ŞAM – Suriye ve Rusya, 2018 Nisan ayında Şam kırsalındaki Duma’da kimyasal silah kullanıldığı iddia edilen olayla ilgili ABD, İngiltere, Fransa ve Almanya’nın yanıltıcı ve gerçekleri çarpıtan yanlış beyanını reddettiklerini belirterek, bu ülkelerin kendilerine yönelik saldırgan hedeflerini ve Orta Doğu’daki ve dünyadaki durumu ağırlaştırmaya yönelik yıkıcı politikalarını bir kez daha ortaya koyduğunu vurguladılar.
İki ülkenin dışişleri bakanları Dr. Faysal Mikdad ve Sergey Lavrov bugün SANA’ya bir nüshasının ulaştığı ortak bildiride şunları söylediler: ABD, İngiltere, Fransa ve Almanya dışişleri bakanları, Beyaz Miğferler örgütü tarafından uydurulmuş ve terör örgütleriyle bağlantılı olan klor gazı kullanılarak yanıltıcı ve gerçekleri çarpıtan provokasyonlarla dolu olan 7 Nisan 2018’de Duma şehrinde yardım çalışması yürüttüğünü iddia ettikleri bir bildiri yayınladıklarını söyleyerek, adı geçen ülkelerin, Suriye Hava Kuvvetleri’nin ve Rusya’nın örtbas etmesi ışığında siviller hakkında iddia edilen kimyasal saldırısı hakkında Batı tarafından Kimyasal Silahların Yasaklanması Örgütü’ne empoze edilen bir mekanizma olan sözde Soruşturma ve Teşhis Timi’nin raporuna bu şekilde desteklerini gösterdiklerini kaydettiler.

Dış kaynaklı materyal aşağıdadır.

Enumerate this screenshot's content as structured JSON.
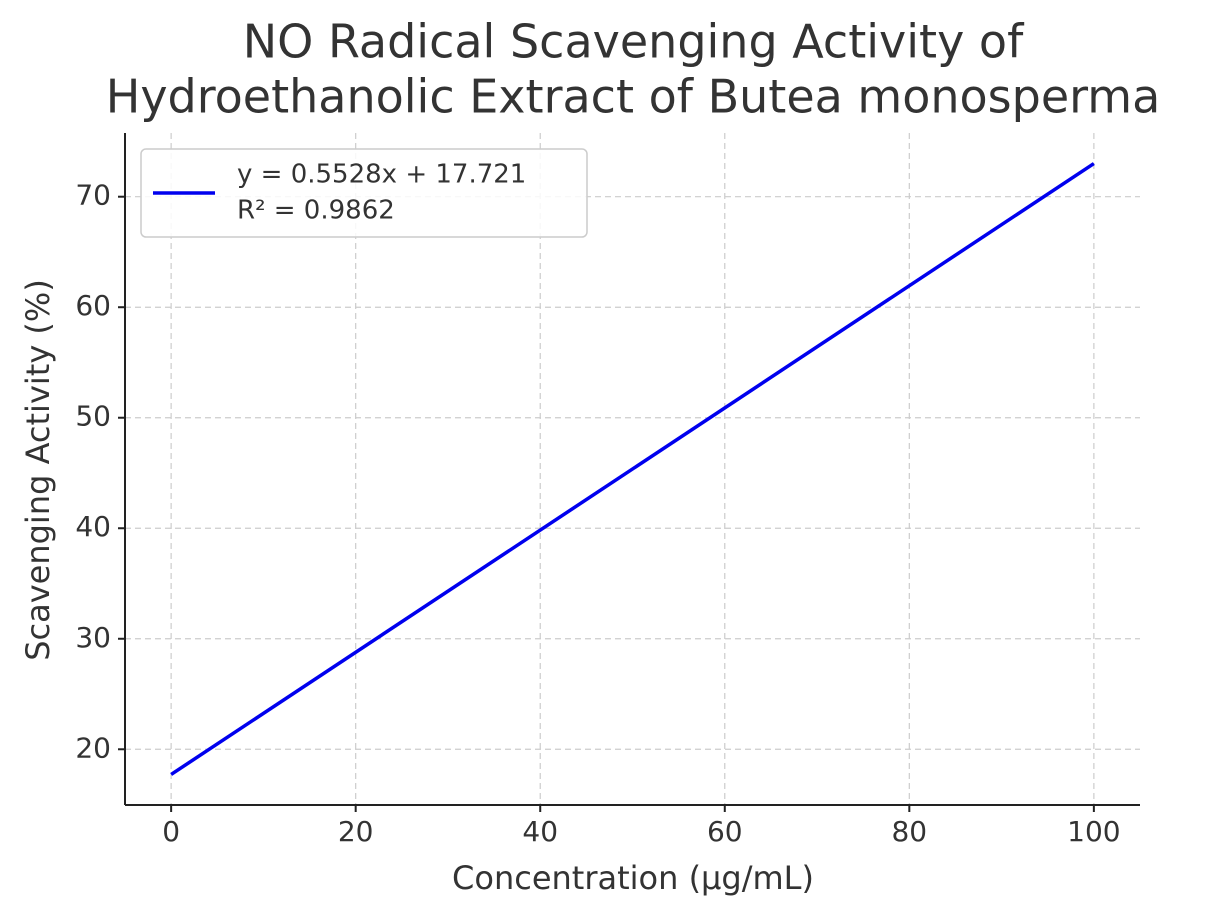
{
  "chart_data": {
    "type": "line",
    "title": [
      "NO Radical Scavenging Activity of",
      "Hydroethanolic Extract of Butea monosperma"
    ],
    "x_label": "Concentration (µg/mL)",
    "y_label": "Scavenging Activity (%)",
    "x": [
      0,
      100
    ],
    "series": [
      {
        "name": "y = 0.5528x + 17.721",
        "color": "#0000ee",
        "values": [
          17.721,
          73.001
        ]
      }
    ],
    "legend_note": "R² = 0.9862",
    "xlim": [
      -5,
      105
    ],
    "ylim": [
      14.957,
      75.765
    ],
    "xticks": [
      0,
      20,
      40,
      60,
      80,
      100
    ],
    "yticks": [
      20,
      30,
      40,
      50,
      60,
      70
    ],
    "grid": true,
    "legend": "upper left"
  }
}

İki bakan: Suriye’ye karşı kimyasal silah kullanıldığına dair asılsız suçlamaların yinelendiği açıklama, iki ülkemiz üzerindeki genel baskıyı artırmanın bir başka adımı olduğunu, Duma’da kimyasal silahların kullanıldığı provokasyona ilişkin yeni bir sahte raporun yayınlanmasının, egemen Suriye’ye karşı 14 Nisan 2018’de ABD, İngiltere ve Fransa tarafından, Birleşmiş Milletler Tüzüğü ve uluslararası hukuk hükümlerine aykırı olarak Suriye sivil ve askeri tesislerine füze saldırısı başlatılan üçlü saldırıyı meşrulaştırmaya yönelik yeni bir girişimden başka bir şey olmadığına inanıyoruz, denildi.

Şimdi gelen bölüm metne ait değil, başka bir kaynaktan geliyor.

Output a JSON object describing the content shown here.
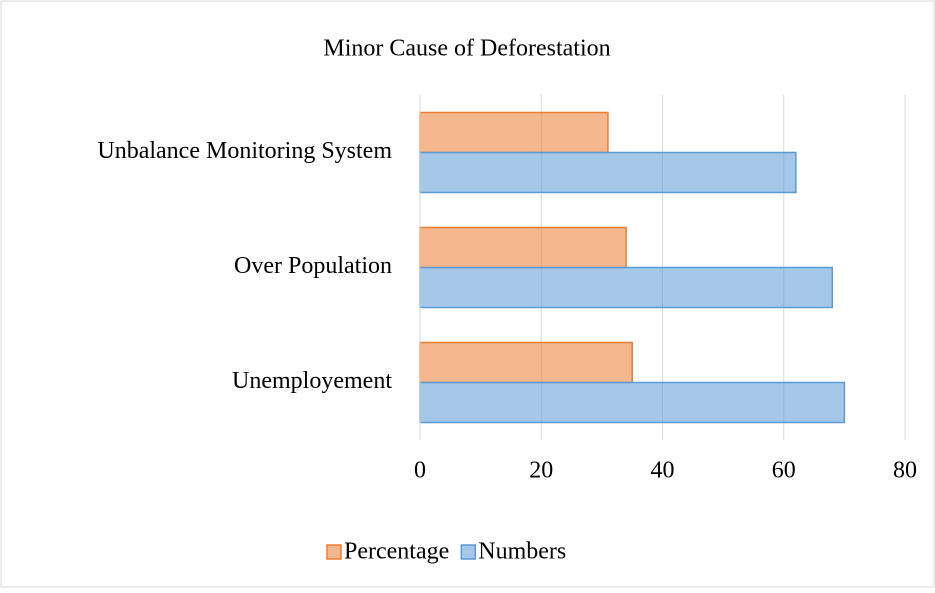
{
  "chart_data": {
    "type": "barh",
    "title": "Minor Cause of Deforestation",
    "categories": [
      "Unemployement",
      "Over Population",
      "Unbalance Monitoring System"
    ],
    "series": [
      {
        "name": "Percentage",
        "color": "#ed7d31",
        "values": [
          35,
          34,
          31
        ]
      },
      {
        "name": "Numbers",
        "color": "#5b9bd5",
        "values": [
          70,
          68,
          62
        ]
      }
    ],
    "xlim": [
      0,
      80
    ],
    "xticks": [
      0,
      20,
      40,
      60,
      80
    ],
    "grid": true,
    "legend": "bottom"
  }
}
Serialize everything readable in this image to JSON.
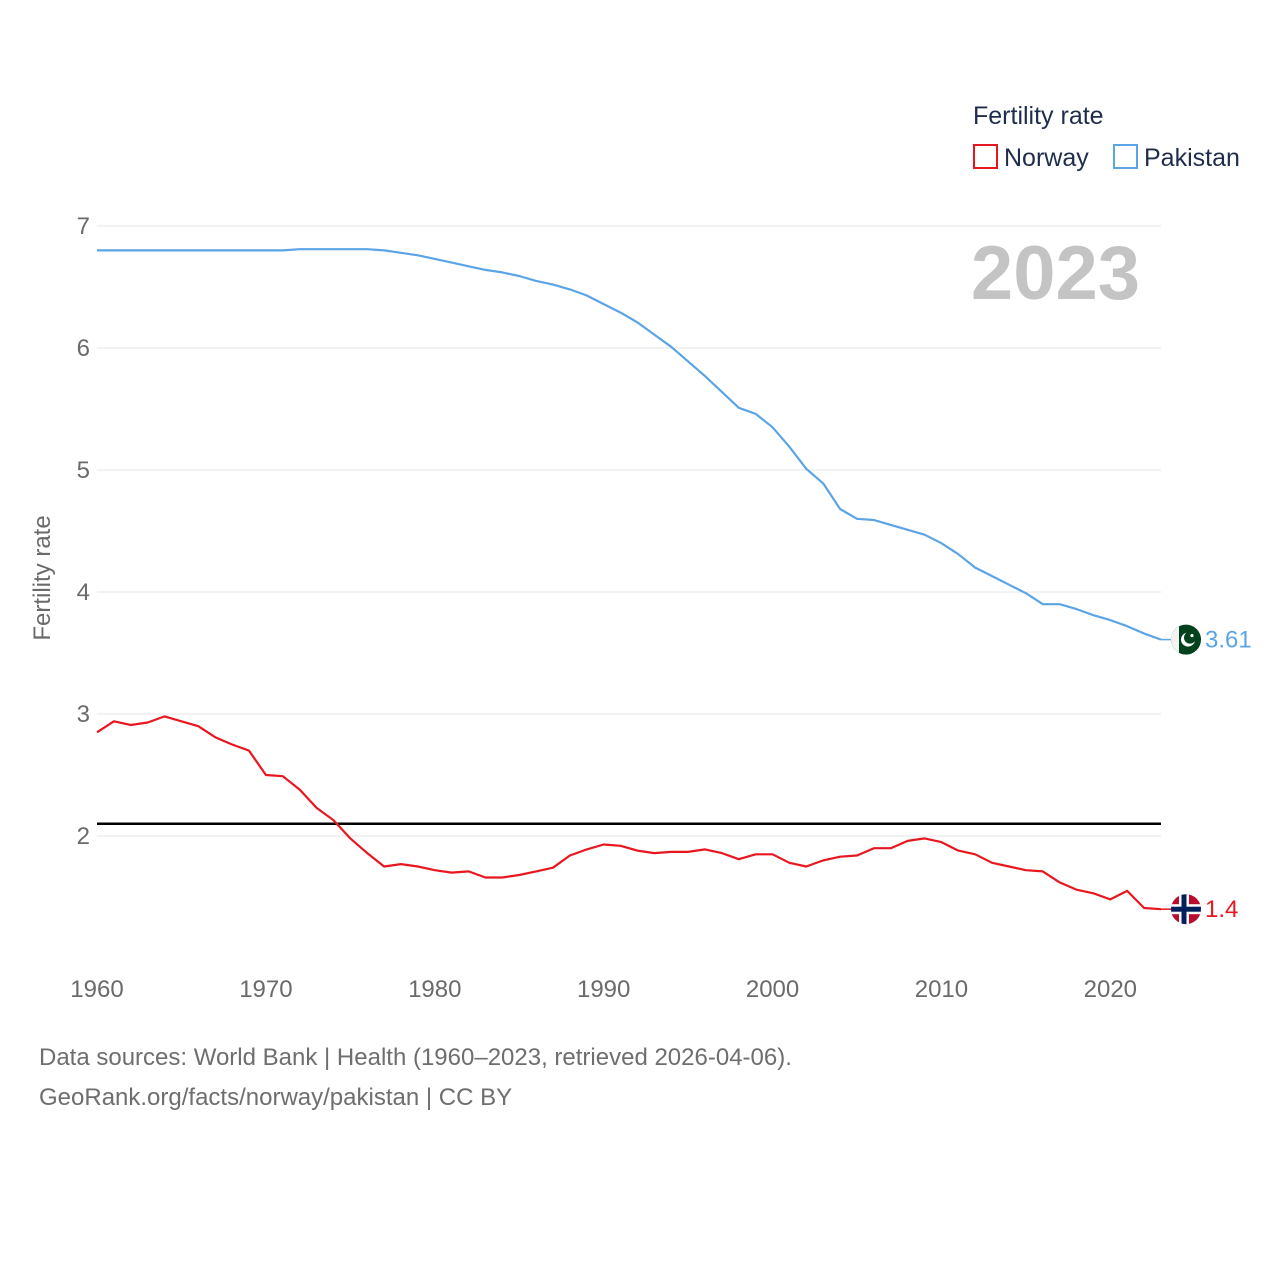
{
  "chart_data": {
    "type": "line",
    "legend_title": "Fertility rate",
    "ylabel": "Fertility rate",
    "year_label": "2023",
    "xlim": [
      1960,
      2023
    ],
    "ylim": [
      1,
      7
    ],
    "yticks": [
      2,
      3,
      4,
      5,
      6,
      7
    ],
    "xticks": [
      1960,
      1970,
      1980,
      1990,
      2000,
      2010,
      2020
    ],
    "reference_line": 2.1,
    "x": [
      1960,
      1961,
      1962,
      1963,
      1964,
      1965,
      1966,
      1967,
      1968,
      1969,
      1970,
      1971,
      1972,
      1973,
      1974,
      1975,
      1976,
      1977,
      1978,
      1979,
      1980,
      1981,
      1982,
      1983,
      1984,
      1985,
      1986,
      1987,
      1988,
      1989,
      1990,
      1991,
      1992,
      1993,
      1994,
      1995,
      1996,
      1997,
      1998,
      1999,
      2000,
      2001,
      2002,
      2003,
      2004,
      2005,
      2006,
      2007,
      2008,
      2009,
      2010,
      2011,
      2012,
      2013,
      2014,
      2015,
      2016,
      2017,
      2018,
      2019,
      2020,
      2021,
      2022,
      2023
    ],
    "series": [
      {
        "name": "Norway",
        "color": "#e8171f",
        "end_label": "1.4",
        "values": [
          2.85,
          2.94,
          2.91,
          2.93,
          2.98,
          2.94,
          2.9,
          2.81,
          2.75,
          2.7,
          2.5,
          2.49,
          2.38,
          2.23,
          2.13,
          1.98,
          1.86,
          1.75,
          1.77,
          1.75,
          1.72,
          1.7,
          1.71,
          1.66,
          1.66,
          1.68,
          1.71,
          1.74,
          1.84,
          1.89,
          1.93,
          1.92,
          1.88,
          1.86,
          1.87,
          1.87,
          1.89,
          1.86,
          1.81,
          1.85,
          1.85,
          1.78,
          1.75,
          1.8,
          1.83,
          1.84,
          1.9,
          1.9,
          1.96,
          1.98,
          1.95,
          1.88,
          1.85,
          1.78,
          1.75,
          1.72,
          1.71,
          1.62,
          1.56,
          1.53,
          1.48,
          1.55,
          1.41,
          1.4
        ]
      },
      {
        "name": "Pakistan",
        "color": "#5ba4e6",
        "end_label": "3.61",
        "values": [
          6.8,
          6.8,
          6.8,
          6.8,
          6.8,
          6.8,
          6.8,
          6.8,
          6.8,
          6.8,
          6.8,
          6.8,
          6.81,
          6.81,
          6.81,
          6.81,
          6.81,
          6.8,
          6.78,
          6.76,
          6.73,
          6.7,
          6.67,
          6.64,
          6.62,
          6.59,
          6.55,
          6.52,
          6.48,
          6.43,
          6.36,
          6.29,
          6.21,
          6.11,
          6.01,
          5.89,
          5.77,
          5.64,
          5.51,
          5.46,
          5.35,
          5.19,
          5.01,
          4.89,
          4.68,
          4.6,
          4.59,
          4.55,
          4.51,
          4.47,
          4.4,
          4.31,
          4.2,
          4.13,
          4.06,
          3.99,
          3.9,
          3.9,
          3.86,
          3.81,
          3.77,
          3.72,
          3.66,
          3.61
        ]
      }
    ]
  },
  "footer": {
    "line1": "Data sources: World Bank | Health (1960–2023, retrieved 2026-04-06).",
    "line2": "GeoRank.org/facts/norway/pakistan | CC BY"
  }
}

Mikdad ve Lavrov, (soruşturma ve teşhis ekibinin) Kimyasal Silahlar Sözleşmesi’ne aykırı olarak kurulduğunu ve Batılı ülkelerin OPCW üye devletleri üzerindeki büyük baskısına rağmen, örgüt üyelerinin yarısından azının bunun kurulması lehinde oy kullandığını hatırlattı ve dörtlü beyanın, bu ülkelerin Suriye ve Rusya’ya yönelik saldırgan hedeflerini ve Orta Doğu’daki ve genel olarak dünyadaki durumu ağırlaştırmaya yönelik yıkıcı politikalarını bir kez daha ortaya koyduğunu gösterdiğini vurguladı.

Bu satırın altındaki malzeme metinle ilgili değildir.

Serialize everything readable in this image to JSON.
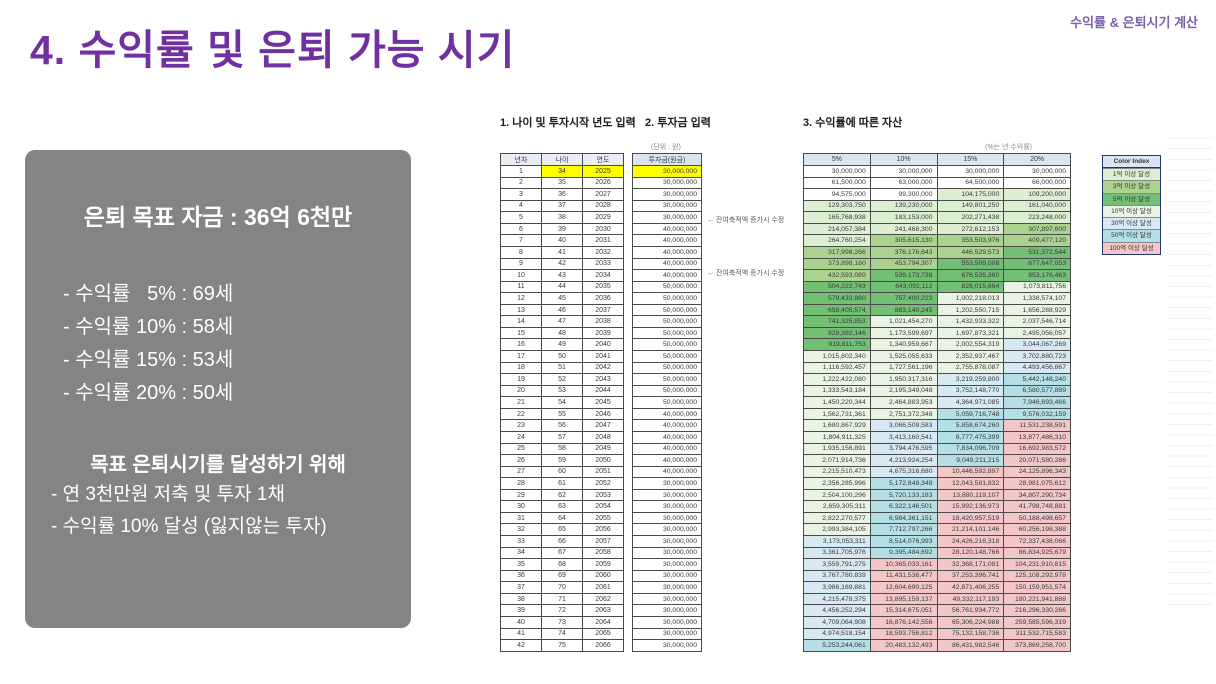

İki bakan, Suriye ve Rusya’nın herhangi bir yerde, herhangi bir zamanda, kim tarafından ve hiçbir koşulda kimyasal silah kullanmayı reddettiğini bir kez daha teyit ettiğini, ABD, İngiltere, Fransa ve Almanya’nın yeni asılsız açıklamalarından dolayı iki ülkenin kınandığını ve inandırıcılıktan yoksun suçlamaları topyekun ve ayrıntılı bir şekilde reddettiklerini ve bu ülkelerin yer değiştirme politikalarını reddettiklerini ifade ettiler
İki Bakan, siyasi, ekonomik, bilimsel, sanatsal, insani ve ahlaki ana kriterleri belirlemede NATO ve Avrupa Birliği ülkeleri için öncü bir rol kanıtlayan (kurallara dayalı bir sistem) dedikleri şeyle Birleşmiş Milletler Misakı ve uluslararası hukuk dünya medeniyetinin gelişimi olduğunu dile getirdiler.
Mikdad ve Lavrov, ABD’nin şu ana kadar kimyasal silahları elinde bulunduran tek ülke olduğuna, finansal ve teknik yeteneklerine rağmen kimyasal silahsızlanma sürecini uzatmak için elinden gelen her şeyi yaptığına dikkat çekti.